La musique gnaoua, qui associe rituels africains et culte des saints de l'islam, a été perpétuée au Maroc par les descendants d'anciens esclaves venus d'Afrique subsaharienne. Mais avant le festival d'Essaouira, "cette culture reconnue par des grands noms de la scène musicale mondiale n'avait pas la place qu'elle méritait dans l'imaginaire populaire marocain", souligne Neila Tazi, productrice de l'événement.

Autrefois cantonnée aux "lilas", nom donné à des veillées de transe aux rituels ésotériques réservés aux initiés, la culture gnaoua trouve désormais un écho dans le monde entier. Le rendez-vous musical d'Essaouira, qui propose d'étonnants métissages musicaux avec les musiques latines et africaines, a vu défiler des têtes d'affiche, comme les jazzmen Pat Metheny, Didier Lockwood ou Marcus Miller, venus se produire avec les plus célèbres maîtres de la musique gnaoua.
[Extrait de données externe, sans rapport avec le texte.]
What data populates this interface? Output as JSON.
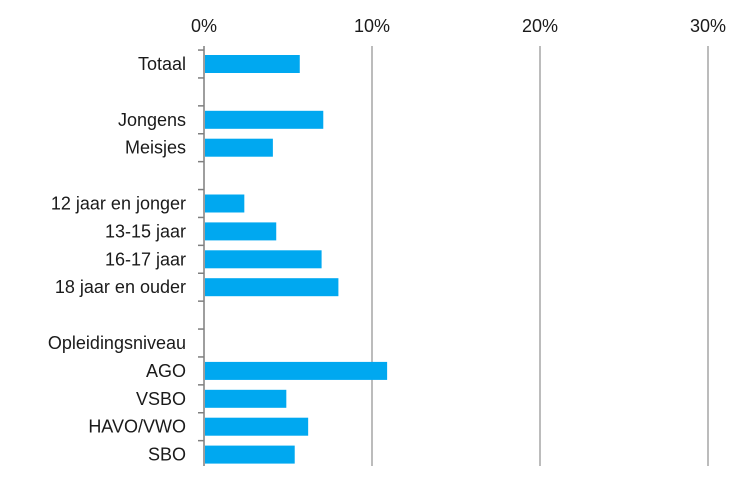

Aujourd'hui, à Essaouira, la nouvelle génération est prête à prendre la relève. Le groupe "Oussoul gnaoua" ("Les origines du gnaoua") a lancé il y a trois ans le festival "Génération gnaoua" qui réunit des groupes locaux. Lors de ce rendez-vous, des groupes de jeunes viennent jouer des standards de la musique gnaoua "dans le respect de la tradition" devant un jury de vieux maâlems ("maîtres gnaoua").  Pour tous, "c'est important de préserver cette culture et la transmettre aux générations montantes", dit le jeune musicien.